Here is a thorough overview of how hypertension is defined according to the current (2025) guidelines, with comparisons across major international bodies:
Hypertension - Definition According to New Guidelines
The Core Concept
Any threshold defining hypertension is, to some extent, arbitrary. Blood pressure (BP) follows a roughly normal distribution in the population, and the risk of cardiovascular death rises continuously from BP levels as low as 115/75 mmHg - there is no "safe" cut-off point. An increase of 20 mmHg in systolic BP (SBP) or 10 mmHg in diastolic BP (DBP) is associated with a doubling of mortality from heart disease or stroke across all age groups 40-89 years. (Comprehensive Clinical Nephrology, 7th Ed.)
Despite this continuous risk, guidelines define thresholds based primarily on where treatment confers net clinical benefit.
2025 ACC/AHA Guidelines (United States) - Most Recent
The 2025 ACC/AHA High Blood Pressure Guideline (released 2025, updating the landmark 2017 version) maintains the same classification framework as 2017:
| Category | Systolic BP | Diastolic BP |
|---|
| Normal | < 120 mmHg | AND < 80 mmHg |
| Elevated | 120-129 mmHg | AND < 80 mmHg |
| Stage 1 Hypertension | 130-139 mmHg | OR 80-89 mmHg |
| Stage 2 Hypertension | ≥ 140 mmHg | OR ≥ 90 mmHg |
| Severe Hypertension | > 180 mmHg | OR > 120 mmHg |
Key points from 2025 ACC/AHA:
- Hypertension is still diagnosed at ≥ 130/80 mmHg (same as 2017), reaffirming this lower threshold after 8 years of supporting evidence
- The term "hypertensive urgency" has been replaced with "severe hypertension" (BP > 180/120 mmHg without end-organ damage), with a shift away from rapid IV lowering toward scheduled oral medications and close monitoring
- Treatment target for most patients remains < 130/80 mmHg
- For high-risk patients (PREVENT score > 7.5%), an SBP target of < 120 mmHg is now encouraged
- The PREVENT calculator replaces the older Pooled Cohort Equations for 10-year CVD risk estimation
2024 ESC / 2023 ESH Guidelines (Europe)
The European societies (ESC and ESH) published separate guidelines in 2023-2024, and both use a higher threshold of ≥ 140/90 mmHg for diagnosing hypertension. European guidelines also define a "high-normal" or "elevated BP" category between 130-139/85-89 mmHg.
The
European guidelines comparison (Lauder et al., Nat Rev Cardiol 2025) identifies key consensus and divergence areas between the ESC and ESH, and between European and American approaches.

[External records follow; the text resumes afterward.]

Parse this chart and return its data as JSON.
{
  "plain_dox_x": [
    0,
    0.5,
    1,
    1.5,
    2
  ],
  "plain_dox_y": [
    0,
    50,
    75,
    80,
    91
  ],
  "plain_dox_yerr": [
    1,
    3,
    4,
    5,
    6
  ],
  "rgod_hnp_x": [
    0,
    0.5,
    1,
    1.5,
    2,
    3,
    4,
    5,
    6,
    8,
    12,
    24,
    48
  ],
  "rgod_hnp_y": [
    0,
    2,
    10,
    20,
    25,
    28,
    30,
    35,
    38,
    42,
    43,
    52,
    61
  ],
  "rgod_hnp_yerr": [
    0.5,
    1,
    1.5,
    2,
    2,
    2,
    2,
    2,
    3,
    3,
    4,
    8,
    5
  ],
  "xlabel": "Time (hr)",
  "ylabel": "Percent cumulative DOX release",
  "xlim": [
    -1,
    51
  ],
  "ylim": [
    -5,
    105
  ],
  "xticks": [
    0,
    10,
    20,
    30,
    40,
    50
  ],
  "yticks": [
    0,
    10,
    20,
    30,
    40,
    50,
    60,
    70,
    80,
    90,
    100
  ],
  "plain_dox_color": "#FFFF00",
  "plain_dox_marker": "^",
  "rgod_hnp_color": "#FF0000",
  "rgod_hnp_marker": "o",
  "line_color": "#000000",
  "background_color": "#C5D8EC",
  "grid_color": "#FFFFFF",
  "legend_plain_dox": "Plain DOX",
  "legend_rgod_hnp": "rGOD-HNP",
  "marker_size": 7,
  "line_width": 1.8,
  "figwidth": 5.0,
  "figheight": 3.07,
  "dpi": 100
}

2025 Hypertension Canada Guidelines
Published in May-July 2025 in CMAJ and Canadian Family Physician (
PMID 40419299), these guidelines cover diagnosis and treatment of hypertension in adults in primary care.
Key Transatlantic Differences (2025)
| Feature | 2025 ACC/AHA (USA) | 2024 ESC / 2023 ESH (Europe) |
|---|
| Hypertension threshold | ≥ 130/80 mmHg | ≥ 140/90 mmHg |
| "Elevated BP" category | 120-129 / <80 mmHg | 130-139 / 85-89 mmHg ("high-normal") |
| Treatment target | < 130/80 mmHg | < 140/90 mmHg (general), lower in high-risk |
| Risk tool | PREVENT equation | SCORE2 / ESH-specific tools |
This means many individuals classified as Stage 1 hypertensive in the US would be labelled only as having "elevated" or "high-normal" BP under European criteria - a practically significant difference affecting millions of people.
Why the 130/80 Threshold Matters
The ACC/AHA position is supported by data showing that for every 10 mmHg reduction in SBP:
- Coronary heart disease risk falls by 17%
- Stroke risk falls by 27%
- Heart failure risk falls by 28%
- All-cause mortality falls by 13%
The 2025 ACC/AHA guideline states that ≥ 140/90 mmHg is the threshold above which treatment benefits nearly all adults, while ≥ 130/80 mmHg is where treatment is beneficial for those with established CVD, high 10-year CVD risk, diabetes, CKD, or persistent elevation after lifestyle changes.
Bottom line: In the most current US (ACC/AHA 2025) framework, hypertension is defined as BP ≥ 130/80 mmHg. European 2024 guidelines continue to use ≥ 140/90 mmHg. The practical focus of 2025 guidelines has shifted from simply asking "who has hypertension?" to "how do we best stratify risk and individualize treatment?" using updated tools like the PREVENT calculator.